Shan Dezhi, Guo Xing, Yang Guozheng, He Zheng, Zhao Rongrong, Xue Hao, Li Gang
Department of Neurosurgery, Qilu Hospital, Cheeloo College of Medicine and Institute of Brain and Brain-Inspired Science, Shandong University, Jinan, China.
Shandong Key Laboratory of Brain Function Remodeling, Jinan, China.
Front Neurosci. 2021 Apr 1;15:613329. doi: 10.3389/fnins.2021.613329. eCollection 2021.
Intracranial aneurysms (IAs) may cause lethal subarachnoid hemorrhage upon rupture, but the molecular mechanisms are poorly understood. The aims of this study were to analyze the transcriptional profiles to explore the functions and regulatory networks of differentially expressed genes (DEGs) in IA rupture by bioinformatics methods and to identify the underlying mechanisms. In this study, 1,471 DEGs were obtained, of which 619 were upregulated and 852 were downregulated. Gene enrichment analysis showed that the DEGs were mainly enriched in the inflammatory response, immune response, neutrophil chemotaxis, and macrophage differentiation. Related pathways include the regulation of actin cytoskeleton, leukocyte transendothelial migration, nuclear factor κB signaling pathway, Toll-like receptor signaling pathway, tumor necrosis factor signaling pathway, and chemokine signaling pathway. The enrichment analysis of 20 hub genes, subnetworks, and significant enrichment modules of weighted gene coexpression network analysis showed that the inflammatory response and immune response had a causal relationship with the rupture of unruptured IAs (UIAs). Next, the CIBERSORT method was used to analyze immune cell infiltration into ruptured IAs (RIAs) and UIAs. Macrophage infiltration into RIAs increased significantly compared with that into UIAs. The result of principal component analysis revealed that there was a difference between RIAs and UIAs in immune cell infiltration. A 4-gene immune-related risk model for IA rupture (IRMIR), containing CXCR4, CXCL3, CX3CL1, and CXCL16, was established using the glmnet package in R software. The receiver operating characteristic value revealed that the model represented an excellent clinical situation for potential application. Enzyme-linked immunosorbent assay was performed and showed that the concentrations of CXCR4 and CXCL3 in serum from RIA patients were significantly higher than those in serum from UIA patients. Finally, a competing endogenous RNA network was constructed to provide a potential explanation for the mechanism of immune cell infiltration into IAs. Our findings highlighted the importance of immune cell infiltration into RIAs, providing a direction for further research.

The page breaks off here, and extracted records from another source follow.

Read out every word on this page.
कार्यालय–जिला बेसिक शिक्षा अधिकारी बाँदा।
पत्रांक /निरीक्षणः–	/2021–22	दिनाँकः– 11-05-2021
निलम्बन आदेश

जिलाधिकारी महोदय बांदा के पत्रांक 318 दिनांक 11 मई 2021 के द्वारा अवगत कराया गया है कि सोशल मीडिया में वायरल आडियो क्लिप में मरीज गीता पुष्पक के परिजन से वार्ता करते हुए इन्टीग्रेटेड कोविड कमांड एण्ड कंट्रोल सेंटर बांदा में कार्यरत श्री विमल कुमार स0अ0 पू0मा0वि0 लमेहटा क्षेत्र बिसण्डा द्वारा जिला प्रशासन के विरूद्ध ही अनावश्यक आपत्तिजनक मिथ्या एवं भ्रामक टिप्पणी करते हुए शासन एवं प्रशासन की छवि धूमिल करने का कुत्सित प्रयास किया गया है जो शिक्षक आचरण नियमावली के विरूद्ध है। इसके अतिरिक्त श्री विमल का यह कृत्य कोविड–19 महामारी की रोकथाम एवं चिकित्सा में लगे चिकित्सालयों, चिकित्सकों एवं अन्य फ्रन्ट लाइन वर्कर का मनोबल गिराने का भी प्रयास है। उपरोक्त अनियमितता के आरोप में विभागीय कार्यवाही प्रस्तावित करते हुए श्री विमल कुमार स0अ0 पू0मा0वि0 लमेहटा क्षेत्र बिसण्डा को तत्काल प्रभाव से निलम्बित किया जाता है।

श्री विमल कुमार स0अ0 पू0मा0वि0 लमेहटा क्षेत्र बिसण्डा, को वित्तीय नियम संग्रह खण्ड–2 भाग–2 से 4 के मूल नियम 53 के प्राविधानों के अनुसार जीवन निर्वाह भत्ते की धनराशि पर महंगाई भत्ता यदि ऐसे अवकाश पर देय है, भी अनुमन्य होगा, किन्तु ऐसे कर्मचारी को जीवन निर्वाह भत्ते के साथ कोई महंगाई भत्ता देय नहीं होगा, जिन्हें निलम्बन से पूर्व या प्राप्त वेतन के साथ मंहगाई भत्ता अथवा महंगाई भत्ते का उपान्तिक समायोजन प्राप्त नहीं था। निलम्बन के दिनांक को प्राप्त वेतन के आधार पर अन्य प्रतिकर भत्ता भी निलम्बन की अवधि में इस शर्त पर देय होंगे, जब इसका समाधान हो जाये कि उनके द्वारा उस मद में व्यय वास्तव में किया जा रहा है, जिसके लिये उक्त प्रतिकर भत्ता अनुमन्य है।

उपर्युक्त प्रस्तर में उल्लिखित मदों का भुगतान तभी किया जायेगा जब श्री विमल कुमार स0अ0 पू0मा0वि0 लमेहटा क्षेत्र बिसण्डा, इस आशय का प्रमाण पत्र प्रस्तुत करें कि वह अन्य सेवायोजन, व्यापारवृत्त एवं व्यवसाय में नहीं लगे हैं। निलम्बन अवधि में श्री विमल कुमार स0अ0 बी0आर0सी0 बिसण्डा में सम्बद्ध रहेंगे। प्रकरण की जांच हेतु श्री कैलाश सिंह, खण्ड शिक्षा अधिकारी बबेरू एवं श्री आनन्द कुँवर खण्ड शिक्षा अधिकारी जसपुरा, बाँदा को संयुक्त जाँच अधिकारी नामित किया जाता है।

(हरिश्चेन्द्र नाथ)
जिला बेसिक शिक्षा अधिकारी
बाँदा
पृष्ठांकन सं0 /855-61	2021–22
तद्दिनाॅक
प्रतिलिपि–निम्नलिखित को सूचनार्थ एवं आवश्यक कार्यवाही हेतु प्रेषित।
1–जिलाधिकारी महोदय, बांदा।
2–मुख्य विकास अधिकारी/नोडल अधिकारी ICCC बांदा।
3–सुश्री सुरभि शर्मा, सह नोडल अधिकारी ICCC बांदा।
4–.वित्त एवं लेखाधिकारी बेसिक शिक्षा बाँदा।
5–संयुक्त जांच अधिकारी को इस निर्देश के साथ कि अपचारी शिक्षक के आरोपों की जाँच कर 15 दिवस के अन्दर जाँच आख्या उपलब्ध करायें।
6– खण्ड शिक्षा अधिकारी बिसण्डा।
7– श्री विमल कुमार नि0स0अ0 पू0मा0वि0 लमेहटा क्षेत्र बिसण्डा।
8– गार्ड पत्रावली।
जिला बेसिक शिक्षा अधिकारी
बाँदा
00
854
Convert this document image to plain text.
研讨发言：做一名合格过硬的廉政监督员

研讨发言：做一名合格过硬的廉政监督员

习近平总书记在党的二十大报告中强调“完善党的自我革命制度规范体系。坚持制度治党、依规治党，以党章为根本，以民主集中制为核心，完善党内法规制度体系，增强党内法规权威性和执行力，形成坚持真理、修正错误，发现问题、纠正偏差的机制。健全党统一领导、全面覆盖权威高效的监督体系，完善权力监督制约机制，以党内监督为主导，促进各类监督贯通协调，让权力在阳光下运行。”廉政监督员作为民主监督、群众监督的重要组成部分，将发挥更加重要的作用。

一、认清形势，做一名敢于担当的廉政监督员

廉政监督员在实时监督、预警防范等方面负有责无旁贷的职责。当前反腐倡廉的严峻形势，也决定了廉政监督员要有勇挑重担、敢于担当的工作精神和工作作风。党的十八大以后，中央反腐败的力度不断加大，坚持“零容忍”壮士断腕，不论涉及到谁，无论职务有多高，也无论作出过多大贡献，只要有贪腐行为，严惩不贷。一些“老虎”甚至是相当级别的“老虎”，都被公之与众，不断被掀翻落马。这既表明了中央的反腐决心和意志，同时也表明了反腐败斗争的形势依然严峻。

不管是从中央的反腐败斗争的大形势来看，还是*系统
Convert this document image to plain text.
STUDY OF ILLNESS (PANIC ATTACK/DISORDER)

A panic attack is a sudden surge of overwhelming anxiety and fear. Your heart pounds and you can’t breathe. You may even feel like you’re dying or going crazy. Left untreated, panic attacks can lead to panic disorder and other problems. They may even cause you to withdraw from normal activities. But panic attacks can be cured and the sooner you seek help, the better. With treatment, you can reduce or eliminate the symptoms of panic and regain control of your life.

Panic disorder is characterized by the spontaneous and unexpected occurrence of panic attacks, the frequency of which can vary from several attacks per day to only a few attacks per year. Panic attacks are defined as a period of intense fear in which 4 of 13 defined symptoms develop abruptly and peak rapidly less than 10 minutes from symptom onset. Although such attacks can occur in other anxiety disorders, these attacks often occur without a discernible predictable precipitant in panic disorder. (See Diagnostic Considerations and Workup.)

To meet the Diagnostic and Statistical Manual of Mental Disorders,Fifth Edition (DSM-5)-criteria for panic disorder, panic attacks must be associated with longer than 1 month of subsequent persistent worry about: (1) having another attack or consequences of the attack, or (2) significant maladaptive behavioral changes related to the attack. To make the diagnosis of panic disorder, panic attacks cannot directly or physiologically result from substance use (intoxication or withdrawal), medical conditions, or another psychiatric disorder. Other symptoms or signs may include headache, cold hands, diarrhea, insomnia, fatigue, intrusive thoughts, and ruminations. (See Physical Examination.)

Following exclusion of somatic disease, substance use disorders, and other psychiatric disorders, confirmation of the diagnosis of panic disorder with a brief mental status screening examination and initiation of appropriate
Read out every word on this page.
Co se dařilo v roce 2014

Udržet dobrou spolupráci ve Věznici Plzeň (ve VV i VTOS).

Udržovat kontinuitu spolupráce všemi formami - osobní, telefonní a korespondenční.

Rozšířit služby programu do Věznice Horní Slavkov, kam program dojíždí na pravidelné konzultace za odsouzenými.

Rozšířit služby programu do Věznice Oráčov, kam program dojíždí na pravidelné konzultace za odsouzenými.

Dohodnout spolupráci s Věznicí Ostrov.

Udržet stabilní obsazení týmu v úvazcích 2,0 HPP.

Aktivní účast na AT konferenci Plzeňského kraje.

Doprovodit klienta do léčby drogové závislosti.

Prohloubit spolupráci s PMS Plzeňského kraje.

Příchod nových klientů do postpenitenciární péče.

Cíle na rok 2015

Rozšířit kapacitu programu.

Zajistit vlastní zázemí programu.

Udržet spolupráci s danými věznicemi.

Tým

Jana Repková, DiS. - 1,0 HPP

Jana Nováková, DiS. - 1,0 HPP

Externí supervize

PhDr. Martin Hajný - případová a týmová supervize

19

颅内动脉瘤(IAs)破裂时可能导致致命的蛛网膜下腔出血,但其分子机制尚不清楚。本研究旨在通过生物信息学方法分析转录谱,以探索IA破裂中差异表达基因(DEGs)的功能和调控网络,并确定潜在机制。在本研究中,共获得1471个DEGs,其中619个上调,852个下调。基因富集分析表明,DEGs主要富集于炎症反应、免疫反应、中性粒细胞趋化和巨噬细胞分化。相关通路包括肌动蛋白细胞骨架调控、白细胞跨内皮迁移、核因子κB信号通路、Toll样受体信号通路、肿瘤坏死因子信号通路和趋化因子信号通路。对20个枢纽基因、子网和加权基因共表达网络分析的显著富集模块进行富集分析,结果表明炎症反应和免疫反应与未破裂IA(UIAs)的破裂存在因果关系。接下来,使用CIBERSORT方法分析免疫细胞向破裂IA(RIAs)和UIAs的浸润情况。与UIAs相比,RIAs中巨噬细胞浸润显著增加。主成分分析结果显示,RIAs和UIAs在免疫细胞浸润方面存在差异。使用R软件中的glmnet包建立了一个包含CXCR4、CXCL3、CX3CL1和CXCL16的IA破裂4基因免疫相关风险模型(IRMIR)。受试者工作特征值表明该模型在潜在应用中具有良好的临床情况。进行酶联免疫吸附测定,结果显示RIA患者血清中CXCR4和CXCL3的浓度显著高于UIA患者血清中的浓度。最后,构建了一个竞争性内源性RNA网络,为免疫细胞浸润IA的机制提供了潜在解释。我们的研究结果突出了免疫细胞浸润RIAs的重要性,为进一步研究提供了方向。